The ECJ based its findings on the fact that a sale had occurred under the Computer Programs Directive. In the sale of copyrighted software downloaded from an online location the distribution rights of the owner are exhausted whenever software is transferred for an "unlimited period" of time in return for "payment of a fee", it had concluded. Such an arrangement properly remunerates a copyright holder "the economic value" of the copy of their work, it added.
In explaining the reasons for its view the ECJ said that "the effectiveness" of the principle of exhaustion to software owners' distribution rights would be "undermined" if it had defined 'sale' differently. This was because "suppliers would merely have to call the contract a 'licence' rather than a 'sale' in order to circumvent the rule of exhaustion and divest it of all scope," it ruled.
Scanlon said, though, that software developers could now find other ways to protect their interests by not giving licence users rights of use for an unlimited time.
"The ECJ has placed a lot of emphasis on the fact that the Oracle licences were 'perpetual' in nature," he said. "It tied their perpetual nature to their economic value and for this reason concluded that a 'sale' had occurred under the Computer Programs Directive."
"This means that software suppliers will have to think very carefully before giving perpetual licences. Instead of giving a perpetual licence, it may be preferable for a software company to give a licence that expires after a certain period of time with a positive obligation to provide an updated, but different version of their software, in order to avoid the implications of this judgment," he added.

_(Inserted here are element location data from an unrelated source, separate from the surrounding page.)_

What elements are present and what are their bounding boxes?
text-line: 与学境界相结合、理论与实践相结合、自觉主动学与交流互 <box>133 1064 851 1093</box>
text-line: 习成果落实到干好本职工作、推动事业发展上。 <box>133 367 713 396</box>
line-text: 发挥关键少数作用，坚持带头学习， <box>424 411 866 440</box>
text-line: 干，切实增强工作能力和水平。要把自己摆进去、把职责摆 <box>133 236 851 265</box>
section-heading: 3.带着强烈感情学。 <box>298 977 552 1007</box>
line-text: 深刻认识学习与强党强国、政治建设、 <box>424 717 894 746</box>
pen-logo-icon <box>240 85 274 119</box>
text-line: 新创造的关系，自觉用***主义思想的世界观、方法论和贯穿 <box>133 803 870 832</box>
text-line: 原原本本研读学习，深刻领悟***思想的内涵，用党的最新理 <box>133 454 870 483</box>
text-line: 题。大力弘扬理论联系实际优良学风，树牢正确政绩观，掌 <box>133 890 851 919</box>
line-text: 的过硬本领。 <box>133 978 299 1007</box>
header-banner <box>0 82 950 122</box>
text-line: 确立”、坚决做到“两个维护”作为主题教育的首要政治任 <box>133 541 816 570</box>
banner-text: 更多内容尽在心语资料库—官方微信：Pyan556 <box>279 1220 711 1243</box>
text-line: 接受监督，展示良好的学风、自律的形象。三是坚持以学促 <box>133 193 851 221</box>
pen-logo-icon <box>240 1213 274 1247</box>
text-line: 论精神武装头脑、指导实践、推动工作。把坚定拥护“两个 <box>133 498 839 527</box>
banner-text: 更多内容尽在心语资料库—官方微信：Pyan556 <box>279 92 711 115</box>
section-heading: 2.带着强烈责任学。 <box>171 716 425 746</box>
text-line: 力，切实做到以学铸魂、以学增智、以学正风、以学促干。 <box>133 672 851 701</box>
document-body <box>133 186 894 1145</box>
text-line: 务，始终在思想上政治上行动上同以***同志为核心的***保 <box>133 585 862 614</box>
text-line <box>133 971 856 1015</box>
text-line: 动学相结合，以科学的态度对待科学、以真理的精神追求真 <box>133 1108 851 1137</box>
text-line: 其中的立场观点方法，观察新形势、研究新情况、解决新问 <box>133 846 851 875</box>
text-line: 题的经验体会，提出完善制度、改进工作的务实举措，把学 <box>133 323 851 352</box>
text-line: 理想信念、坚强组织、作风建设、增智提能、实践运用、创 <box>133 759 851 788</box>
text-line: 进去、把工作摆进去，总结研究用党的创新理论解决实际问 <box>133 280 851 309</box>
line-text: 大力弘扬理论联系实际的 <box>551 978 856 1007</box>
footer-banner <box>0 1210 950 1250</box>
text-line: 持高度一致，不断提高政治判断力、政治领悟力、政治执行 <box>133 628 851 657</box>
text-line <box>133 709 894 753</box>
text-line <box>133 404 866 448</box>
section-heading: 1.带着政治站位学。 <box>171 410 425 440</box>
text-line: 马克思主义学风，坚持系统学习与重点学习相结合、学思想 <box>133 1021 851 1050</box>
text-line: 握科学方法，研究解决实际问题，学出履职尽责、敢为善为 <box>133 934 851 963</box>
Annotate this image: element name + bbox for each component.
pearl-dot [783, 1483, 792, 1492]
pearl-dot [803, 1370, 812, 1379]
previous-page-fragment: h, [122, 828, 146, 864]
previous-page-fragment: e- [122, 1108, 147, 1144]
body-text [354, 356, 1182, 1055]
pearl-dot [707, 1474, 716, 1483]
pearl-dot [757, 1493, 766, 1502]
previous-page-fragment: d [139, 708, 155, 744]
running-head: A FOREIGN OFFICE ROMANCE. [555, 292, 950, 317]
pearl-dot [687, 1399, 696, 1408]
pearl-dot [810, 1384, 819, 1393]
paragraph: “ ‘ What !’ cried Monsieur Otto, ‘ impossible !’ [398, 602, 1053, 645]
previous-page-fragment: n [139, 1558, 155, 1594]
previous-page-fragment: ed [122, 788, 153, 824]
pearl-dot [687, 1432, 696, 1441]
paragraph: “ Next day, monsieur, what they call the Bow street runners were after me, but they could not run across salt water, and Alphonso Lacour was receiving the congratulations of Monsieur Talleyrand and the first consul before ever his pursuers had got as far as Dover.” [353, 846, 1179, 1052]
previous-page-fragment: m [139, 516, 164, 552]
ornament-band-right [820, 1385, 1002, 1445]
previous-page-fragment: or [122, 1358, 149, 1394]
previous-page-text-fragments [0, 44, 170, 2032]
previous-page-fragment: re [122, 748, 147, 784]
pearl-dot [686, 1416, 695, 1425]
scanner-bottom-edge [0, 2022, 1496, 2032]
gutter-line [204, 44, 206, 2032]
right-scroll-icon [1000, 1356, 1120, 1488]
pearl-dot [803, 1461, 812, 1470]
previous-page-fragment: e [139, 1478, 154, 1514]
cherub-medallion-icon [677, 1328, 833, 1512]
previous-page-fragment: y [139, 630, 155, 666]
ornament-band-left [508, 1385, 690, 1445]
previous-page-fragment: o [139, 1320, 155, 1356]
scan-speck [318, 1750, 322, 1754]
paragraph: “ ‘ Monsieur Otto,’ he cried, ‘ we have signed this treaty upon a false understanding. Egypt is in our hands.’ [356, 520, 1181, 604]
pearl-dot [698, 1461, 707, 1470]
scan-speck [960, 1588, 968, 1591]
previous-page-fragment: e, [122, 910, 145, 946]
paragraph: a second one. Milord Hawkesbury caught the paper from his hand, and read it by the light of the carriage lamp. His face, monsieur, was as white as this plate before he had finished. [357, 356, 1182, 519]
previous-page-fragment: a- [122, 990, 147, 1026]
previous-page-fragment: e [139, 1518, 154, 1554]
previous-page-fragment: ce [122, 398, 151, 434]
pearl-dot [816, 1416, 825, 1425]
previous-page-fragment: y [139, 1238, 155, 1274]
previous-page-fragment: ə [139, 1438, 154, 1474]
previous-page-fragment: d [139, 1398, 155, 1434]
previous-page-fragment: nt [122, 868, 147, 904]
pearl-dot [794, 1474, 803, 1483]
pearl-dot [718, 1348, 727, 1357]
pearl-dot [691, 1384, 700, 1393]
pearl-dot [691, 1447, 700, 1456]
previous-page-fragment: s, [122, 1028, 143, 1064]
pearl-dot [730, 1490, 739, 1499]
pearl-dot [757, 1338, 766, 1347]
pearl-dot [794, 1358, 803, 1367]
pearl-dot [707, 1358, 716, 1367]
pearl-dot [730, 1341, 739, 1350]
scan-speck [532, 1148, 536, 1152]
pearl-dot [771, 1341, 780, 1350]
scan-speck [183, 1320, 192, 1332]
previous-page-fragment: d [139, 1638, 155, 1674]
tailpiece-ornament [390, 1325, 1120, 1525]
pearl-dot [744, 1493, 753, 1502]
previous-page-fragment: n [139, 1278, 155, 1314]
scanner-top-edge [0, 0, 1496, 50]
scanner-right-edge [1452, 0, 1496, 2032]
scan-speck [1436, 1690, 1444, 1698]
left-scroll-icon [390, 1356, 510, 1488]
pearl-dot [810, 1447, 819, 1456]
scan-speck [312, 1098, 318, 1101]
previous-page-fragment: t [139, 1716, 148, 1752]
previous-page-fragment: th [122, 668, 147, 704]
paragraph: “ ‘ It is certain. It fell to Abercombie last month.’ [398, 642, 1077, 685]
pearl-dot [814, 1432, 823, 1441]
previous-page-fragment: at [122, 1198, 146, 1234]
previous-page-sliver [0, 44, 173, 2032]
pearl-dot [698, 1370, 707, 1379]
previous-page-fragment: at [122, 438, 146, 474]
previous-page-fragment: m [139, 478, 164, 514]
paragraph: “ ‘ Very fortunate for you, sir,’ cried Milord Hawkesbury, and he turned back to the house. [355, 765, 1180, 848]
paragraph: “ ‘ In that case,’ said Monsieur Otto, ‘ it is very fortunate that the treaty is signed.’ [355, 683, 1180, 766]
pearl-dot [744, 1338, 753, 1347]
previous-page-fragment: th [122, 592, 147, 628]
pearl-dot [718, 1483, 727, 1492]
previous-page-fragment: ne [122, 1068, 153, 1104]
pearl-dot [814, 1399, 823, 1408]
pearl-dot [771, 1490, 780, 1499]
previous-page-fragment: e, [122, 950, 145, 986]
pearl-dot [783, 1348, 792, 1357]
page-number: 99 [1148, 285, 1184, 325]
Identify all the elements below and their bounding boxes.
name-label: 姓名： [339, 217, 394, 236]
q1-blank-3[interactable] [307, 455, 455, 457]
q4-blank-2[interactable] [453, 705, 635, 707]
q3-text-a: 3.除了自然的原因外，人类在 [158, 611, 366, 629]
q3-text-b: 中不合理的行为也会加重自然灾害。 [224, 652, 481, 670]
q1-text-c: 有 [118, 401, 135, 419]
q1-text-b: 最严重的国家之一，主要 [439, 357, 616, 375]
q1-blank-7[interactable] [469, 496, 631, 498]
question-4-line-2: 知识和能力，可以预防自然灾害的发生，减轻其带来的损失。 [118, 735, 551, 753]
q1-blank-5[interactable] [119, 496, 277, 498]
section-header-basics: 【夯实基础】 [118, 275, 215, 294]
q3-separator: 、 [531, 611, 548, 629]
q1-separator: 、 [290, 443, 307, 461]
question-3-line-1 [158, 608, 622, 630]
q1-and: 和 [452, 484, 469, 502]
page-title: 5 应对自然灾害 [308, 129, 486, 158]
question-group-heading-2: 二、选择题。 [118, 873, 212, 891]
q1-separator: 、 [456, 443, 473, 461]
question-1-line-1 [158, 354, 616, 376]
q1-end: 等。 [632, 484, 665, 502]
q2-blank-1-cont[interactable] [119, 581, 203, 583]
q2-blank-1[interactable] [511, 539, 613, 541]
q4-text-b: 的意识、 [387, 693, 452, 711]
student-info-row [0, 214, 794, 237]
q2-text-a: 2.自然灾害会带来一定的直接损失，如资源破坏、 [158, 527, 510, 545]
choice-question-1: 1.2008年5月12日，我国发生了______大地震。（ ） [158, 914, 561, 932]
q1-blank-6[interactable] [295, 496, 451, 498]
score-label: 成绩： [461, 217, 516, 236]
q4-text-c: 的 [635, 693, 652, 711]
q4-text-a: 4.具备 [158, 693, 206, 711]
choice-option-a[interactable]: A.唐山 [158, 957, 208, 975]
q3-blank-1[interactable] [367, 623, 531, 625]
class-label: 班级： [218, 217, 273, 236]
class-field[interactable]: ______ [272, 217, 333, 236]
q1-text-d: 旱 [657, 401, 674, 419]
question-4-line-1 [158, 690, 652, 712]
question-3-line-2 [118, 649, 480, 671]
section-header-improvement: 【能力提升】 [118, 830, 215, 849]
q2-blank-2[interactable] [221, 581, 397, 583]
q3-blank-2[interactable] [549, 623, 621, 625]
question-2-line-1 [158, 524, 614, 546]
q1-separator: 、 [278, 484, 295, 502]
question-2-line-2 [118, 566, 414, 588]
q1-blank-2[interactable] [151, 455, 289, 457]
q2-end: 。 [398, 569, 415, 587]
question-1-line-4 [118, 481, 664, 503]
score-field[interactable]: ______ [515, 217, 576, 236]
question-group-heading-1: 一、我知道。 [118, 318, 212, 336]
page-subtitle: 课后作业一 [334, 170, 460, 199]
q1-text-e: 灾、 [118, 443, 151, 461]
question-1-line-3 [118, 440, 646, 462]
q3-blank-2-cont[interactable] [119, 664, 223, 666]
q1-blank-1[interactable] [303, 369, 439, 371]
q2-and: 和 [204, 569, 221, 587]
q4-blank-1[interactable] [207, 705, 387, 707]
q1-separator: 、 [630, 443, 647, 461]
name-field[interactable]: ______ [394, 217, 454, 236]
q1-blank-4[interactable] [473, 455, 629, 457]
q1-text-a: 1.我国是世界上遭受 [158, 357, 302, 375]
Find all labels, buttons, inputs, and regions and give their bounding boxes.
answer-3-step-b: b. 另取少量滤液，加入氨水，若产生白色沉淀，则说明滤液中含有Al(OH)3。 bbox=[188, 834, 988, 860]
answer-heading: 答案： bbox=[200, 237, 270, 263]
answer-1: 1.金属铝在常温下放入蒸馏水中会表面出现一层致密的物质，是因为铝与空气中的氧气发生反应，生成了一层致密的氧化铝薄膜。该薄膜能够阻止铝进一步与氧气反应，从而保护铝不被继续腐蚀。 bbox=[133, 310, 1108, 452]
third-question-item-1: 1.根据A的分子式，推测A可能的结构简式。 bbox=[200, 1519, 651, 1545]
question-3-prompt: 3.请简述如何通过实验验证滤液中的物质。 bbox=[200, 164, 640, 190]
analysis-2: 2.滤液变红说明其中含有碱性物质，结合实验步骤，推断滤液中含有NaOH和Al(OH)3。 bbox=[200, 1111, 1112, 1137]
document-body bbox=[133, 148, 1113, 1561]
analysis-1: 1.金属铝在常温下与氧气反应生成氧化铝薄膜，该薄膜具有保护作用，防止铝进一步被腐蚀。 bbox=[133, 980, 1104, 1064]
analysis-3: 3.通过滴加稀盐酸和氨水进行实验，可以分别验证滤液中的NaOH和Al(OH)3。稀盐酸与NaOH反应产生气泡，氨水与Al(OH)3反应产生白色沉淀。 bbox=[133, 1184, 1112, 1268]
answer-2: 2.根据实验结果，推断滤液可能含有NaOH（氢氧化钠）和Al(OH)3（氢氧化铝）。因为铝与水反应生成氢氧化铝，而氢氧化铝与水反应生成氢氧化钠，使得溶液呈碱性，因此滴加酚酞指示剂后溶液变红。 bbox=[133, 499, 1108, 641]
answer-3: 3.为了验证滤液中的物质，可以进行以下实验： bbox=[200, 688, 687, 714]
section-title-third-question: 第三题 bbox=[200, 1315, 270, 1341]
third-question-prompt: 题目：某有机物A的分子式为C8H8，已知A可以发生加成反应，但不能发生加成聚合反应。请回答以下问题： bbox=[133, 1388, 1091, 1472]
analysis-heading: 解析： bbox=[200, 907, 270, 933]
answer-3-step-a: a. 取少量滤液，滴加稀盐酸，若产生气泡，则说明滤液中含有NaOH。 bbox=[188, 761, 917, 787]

Scanlon also said that the ECJ's confirmation of the difference between online service contracts and the making available of software for download could also enable software developers to strengthen their rights by licensing access to the software through cloud computing services.
Distribution rights, and the exhaustion of those rights, do not apply to the provision of services.
"The court was at pains to distinguish between an online service and the provision of software online by means of downloading," he said. "The decision therefore further encourages software providers to pursue a strategy of supplying software as a service and through the cloud in order to maximise revenues."